For Mike Pugh, the question of whether or not Chatham will land an Ontario Hockey League team is distracting the community from the real issue of what Chatham’s next arena should look like.
“Put the OHL aside for the moment. What we need to do is look at what the community needs now and will need in the future,” said Pugh, an investment advisor and Chatham-Kent native. “We don’t have to go chasing a team to build an arena we need, but we shouldn’t limit ourselves either.”
He believes Chatham-Kent Council should form a committee of local citizens and staff to look at not just the cost, but also the potential involved in building a new arena.
“We need a variety of expertise but we can’t come at this with a negative attitude,” he said. “We need to realize we can be better than we are.”
Pugh has been involved in examining local business community support for a Junior A team for the past five years and it has led him to a number of conclusions.
“The first thing I hear when someone talks about a Junior A team is that we don’t have a base of large businesses which would occupy suites in a Junior-A-style arena” he said. “The truth is that we have very strong support from medium-sized businesses across the spectrum of Chatham-Kent.
“We’ve had very strong interest in about 20 suites every time the OHL subject has come up, from the (Niagara) Ice Dogs to the (Erie) Otters to the (Plymouth) Whalers.”
He said the negativity that exists around the OHL idea is ill founded.
“I hear that an OHL team will kill Junior B,” he said.
“Did it kill it in London? Sarnia? Kitchener? Niagara Falls?”
He said Chatham-Kent must to re-examine its needs from its own basis. He said the 2010 parks and recreation master plan compared the city to areas that don’t relate to this community.
“We’re not Aylmer and we’re not London or Windsor,” he said. “We don’t need a Budweiser Gardens or WFCU Centre, but to say we only need the different version of what we have is limiting.”
He said he believes an arena with hockey seating for about 4,200 and up to 5,500 for other events would be suitable.
“Something of that size could host the Maroons, or a Junior A franchise if that were to happen, but it could also host things such as the Harlem Globetrotters, Disney on Ice or monster truck events,” he said.
He said Chatham doesn’t currently have a regulation sized-ice surface.
“We have Memorial and Erickson which are really small and we have an Olympic-sized surface at St. Clair College with virtually no seating,” he said. “It just doesn’t make sense.”

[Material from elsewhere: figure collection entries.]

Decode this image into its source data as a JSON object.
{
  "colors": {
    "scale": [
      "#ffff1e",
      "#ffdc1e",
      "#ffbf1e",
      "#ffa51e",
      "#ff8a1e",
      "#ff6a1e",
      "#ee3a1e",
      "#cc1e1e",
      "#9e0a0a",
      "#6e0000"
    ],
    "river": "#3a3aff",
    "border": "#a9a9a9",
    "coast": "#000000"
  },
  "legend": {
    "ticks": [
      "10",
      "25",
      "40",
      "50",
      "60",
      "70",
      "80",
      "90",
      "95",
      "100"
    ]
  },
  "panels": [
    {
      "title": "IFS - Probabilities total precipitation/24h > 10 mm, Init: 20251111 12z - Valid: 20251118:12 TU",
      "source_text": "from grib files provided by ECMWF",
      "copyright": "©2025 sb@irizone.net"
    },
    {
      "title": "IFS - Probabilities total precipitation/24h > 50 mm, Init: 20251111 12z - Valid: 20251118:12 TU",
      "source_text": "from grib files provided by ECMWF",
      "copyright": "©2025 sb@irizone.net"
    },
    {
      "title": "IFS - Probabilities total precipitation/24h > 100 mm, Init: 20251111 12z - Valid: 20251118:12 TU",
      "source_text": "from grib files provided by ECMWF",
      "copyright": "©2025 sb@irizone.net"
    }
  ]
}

He said he favours a twin-pad development with the second ice surface having limited seating in the 300 to 500 range.
“That will give us the most value for our dollar,” he said. “We can operate at one site, close the other two and be far ahead.
“We can build a good arena at a cost of about $8,500 per seat,” he said. “It doesn’t have to have a marble entranceway or a two-storey glass façade.”
The difference between building an arena the same size as memorial and one with more versatility is between $2 and $3 per month on the average tax bill, he said.
“Name me one other facility that can be used by young and old, men and women, people of all income levels and will be a source of civic pride,” he said.
He said a much smaller community built a 2,500-seat arena nearly 70 years ago.
“Are you going to tell me we have so little faith in our community that we haven’t gone one step forward,” he said. “What does it say to firms which may be interested in investing in Chatham if we won’t even invest in it ourselves?”
He said an arena with comfortable seating; updated washrooms and concessions would spur attendance for the Maroons and minor hockey tournaments.
“People say we are an aging community and they don’t want taxes to go up,” he said. “But amenities such as an arena help us grow. If we continue to just watch us decline, believe me taxes are going to increase a lot more because there will be fewer of us to pay them.”